Nel corso degli anni si sono alternati diversi direttori sportivi e allenatori, spesso senza continuità tecnica. Fatta eccezione per il ciclo formato da Michele Mignani e Ciro Polito, il club non è mai riuscito a consolidare una figura manageriale capace di fare da raccordo tra proprietà e area sportiva.
Non a caso, dopo la retrocessione, si torna a parlare della possibile introduzione di un amministratore delegato o di un direttore generale con pieni poteri operativi.
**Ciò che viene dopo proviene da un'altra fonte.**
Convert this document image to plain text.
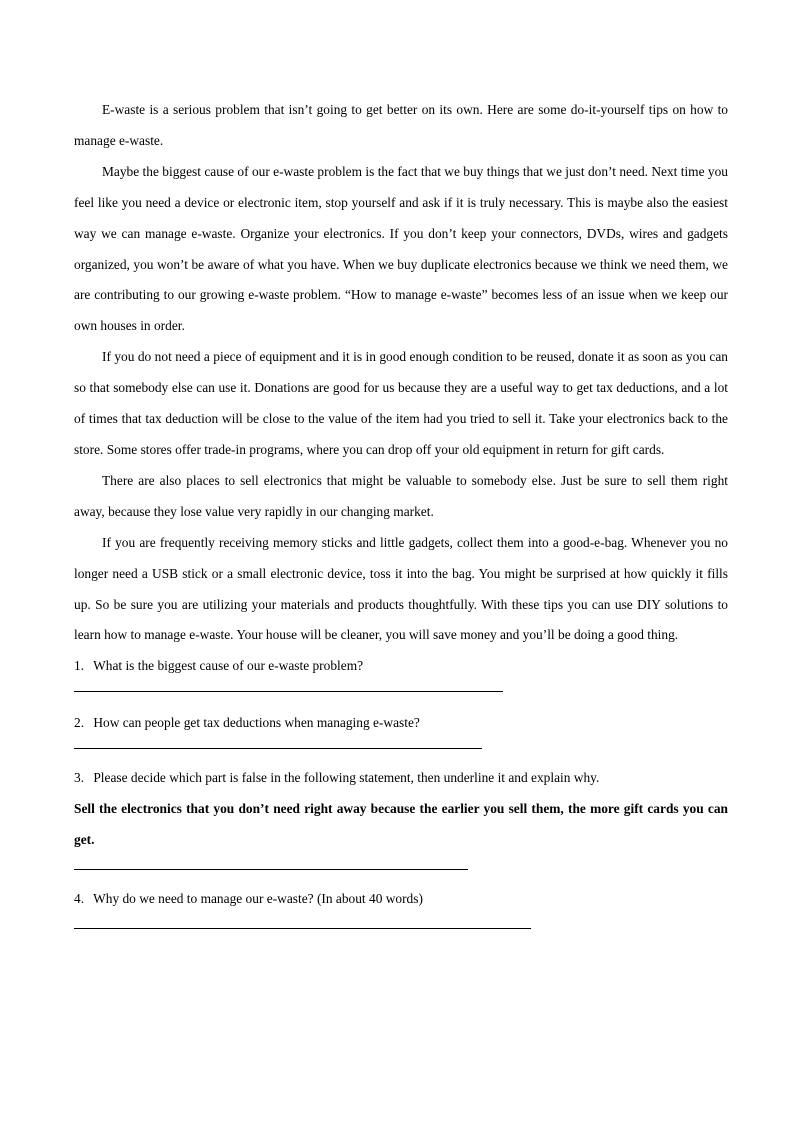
E-waste is a serious problem that isn’t going to get better on its own. Here are some do-it-yourself tips on how to manage e-waste.

Maybe the biggest cause of our e-waste problem is the fact that we buy things that we just don’t need. Next time you feel like you need a device or electronic item, stop yourself and ask if it is truly necessary. This is maybe also the easiest way we can manage e-waste. Organize your electronics. If you don’t keep your connectors, DVDs, wires and gadgets organized, you won’t be aware of what you have. When we buy duplicate electronics because we think we need them, we are contributing to our growing e-waste problem. “How to manage e-waste” becomes less of an issue when we keep our own houses in order.

If you do not need a piece of equipment and it is in good enough condition to be reused, donate it as soon as you can so that somebody else can use it. Donations are good for us because they are a useful way to get tax deductions, and a lot of times that tax deduction will be close to the value of the item had you tried to sell it. Take your electronics back to the store. Some stores offer trade-in programs, where you can drop off your old equipment in return for gift cards.

There are also places to sell electronics that might be valuable to somebody else. Just be sure to sell them right away, because they lose value very rapidly in our changing market.

If you are frequently receiving memory sticks and little gadgets, collect them into a good-e-bag. Whenever you no longer need a USB stick or a small electronic device, toss it into the bag. You might be surprised at how quickly it fills up. So be sure you are utilizing your materials and products thoughtfully. With these tips you can use DIY solutions to learn how to manage e-waste. Your house will be cleaner, you will save money and you’ll be doing a good thing.

1. What is the biggest cause of our e-waste problem?

2. How can people get tax deductions when managing e-waste?

3. Please decide which part is false in the following statement, then underline it and explain why.

Sell the electronics that you don’t need right away because the earlier you sell them, the more gift cards you can get.

4. Why do we need to manage our e-waste? (In about 40 words)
Una soluzione che però, secondo molti tifosi, arriva troppo tardi rispetto alla frattura ormai apertasi con la città.
Investimenti mancati e settore giovanile fermo
Uno dei temi più discussi riguarda gli investimenti promessi all’atto dell’acquisizione del club nel 2018. Nel business plan presentato dalla Filmauro si parlava di valorizzazione delle strutture, sviluppo del settore giovanile e crescita economica attraverso plusvalenze e attività legate al territorio.
A distanza di quasi otto anni, però, il Bari continua a non avere un centro sportivo di proprietà né un vivaio considerato competitivo ai livelli storicamente associati al club biancorosso. La Primavera, che in passato aveva contribuito alla crescita di calciatori come Antonio Cassano e Nicola Ventola, non è riuscita a produrre giovani stabilmente inseriti in prima squadra.
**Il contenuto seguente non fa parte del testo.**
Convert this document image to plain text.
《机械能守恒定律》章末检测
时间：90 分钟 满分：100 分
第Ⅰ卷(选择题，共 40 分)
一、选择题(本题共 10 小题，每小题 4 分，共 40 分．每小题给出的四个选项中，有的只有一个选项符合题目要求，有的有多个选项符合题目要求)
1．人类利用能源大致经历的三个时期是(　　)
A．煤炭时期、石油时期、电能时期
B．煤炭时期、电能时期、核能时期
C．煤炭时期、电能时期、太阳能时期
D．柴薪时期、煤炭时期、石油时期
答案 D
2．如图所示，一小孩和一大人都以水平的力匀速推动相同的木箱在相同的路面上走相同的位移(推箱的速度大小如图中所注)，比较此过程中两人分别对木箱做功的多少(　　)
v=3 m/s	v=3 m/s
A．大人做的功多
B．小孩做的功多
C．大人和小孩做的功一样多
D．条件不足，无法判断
Molti tifosi contestano inoltre il fatto che il club sia stato spesso utilizzato per valorizzare giocatori collegati al Napoli, altra società della famiglia De Laurentiis. Tra i nomi più citati compaiono Folorunsho, Obaretin ed Emanuele Rao. Da qui le polemiche mai sopite sulla multiproprietà e sulla definizione di “squadra B” pronunciata in passato da Aurelio De Laurentiis.
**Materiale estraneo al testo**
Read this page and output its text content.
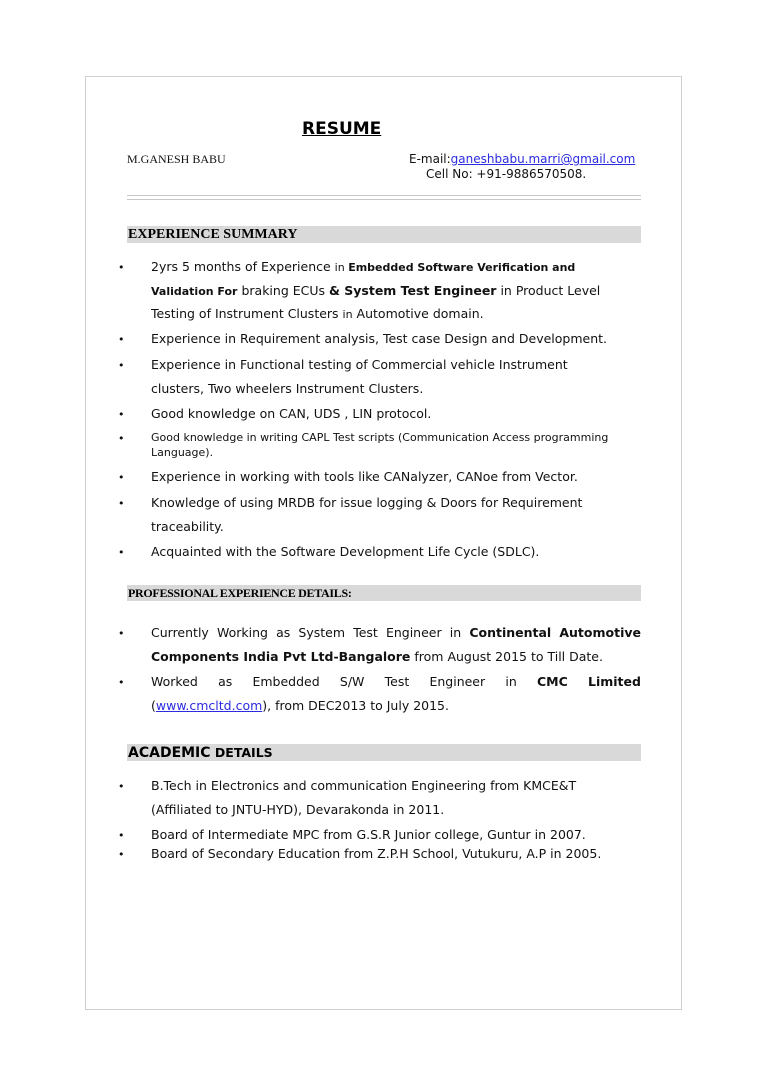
RESUME
M.GANESH BABU	E-mail:ganeshbabu.marri@gmail.com
Cell No: +91-9886570508.
EXPERIENCE SUMMARY
• 2yrs 5 months of Experience in Embedded Software Verification and
Validation For braking ECUs & System Test Engineer in Product Level
Testing of Instrument Clusters in Automotive domain.
• Experience in Requirement analysis, Test case Design and Development.
• Experience in Functional testing of Commercial vehicle Instrument
clusters, Two wheelers Instrument Clusters.
• Good knowledge on CAN, UDS , LIN protocol.
• Good knowledge in writing CAPL Test scripts (Communication Access programming
Language).
• Experience in working with tools like CANalyzer, CANoe from Vector.
• Knowledge of using MRDB for issue logging & Doors for Requirement
traceability.
• Acquainted with the Software Development Life Cycle (SDLC).
PROFESSIONAL EXPERIENCE DETAILS:
• Currently Working as System Test Engineer in Continental Automotive
Components India Pvt Ltd-Bangalore from August 2015 to Till Date.
• Worked as Embedded S/W Test Engineer in CMC Limited
(www.cmcltd.com), from DEC2013 to July 2015.
ACADEMIC DETAILS
• B.Tech in Electronics and communication Engineering from KMCE&T
(Affiliated to JNTU-HYD), Devarakonda in 2011.
• Board of Intermediate MPC from G.S.R Junior college, Guntur in 2007.
• Board of Secondary Education from Z.P.H School, Vutukuru, A.P in 2005.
Le promesse del 2018 e la distanza con la realtà
Nel progetto presentato nel luglio 2018, la proprietà aveva indicato diversi obiettivi oggi ritenuti disattesi da una parte consistente della tifoseria. Tra questi figuravano il coinvolgimento di figure del territorio nella governance del club, lo sviluppo del calcio femminile, la creazione di scuole calcio e una forte valorizzazione del vivaio.
La società aveva inoltre dichiarato l’intenzione di costruire una squadra stabilmente competitiva per i playoff di Serie B. Dopo la finale persa contro il Cagliari nel 2023, però, il rendimento del club è progressivamente peggiorato fino ai due playout consecutivi e alla retrocessione in Serie C.
Secondo molti osservatori, il principale limite della gestione sarebbe stata la mancata autonomia del Bari rispetto alla struttura centrale della Filmauro, con il club biancorosso rimasto dipendente dalle strategie della proprietà senza sviluppare una propria identità economica e sportiva.
La retrocessione ha così riaperto in maniera definitiva il dibattito sul futuro della società, mentre la città attende di capire quali saranno le prossime mosse della famiglia De Laurentiis.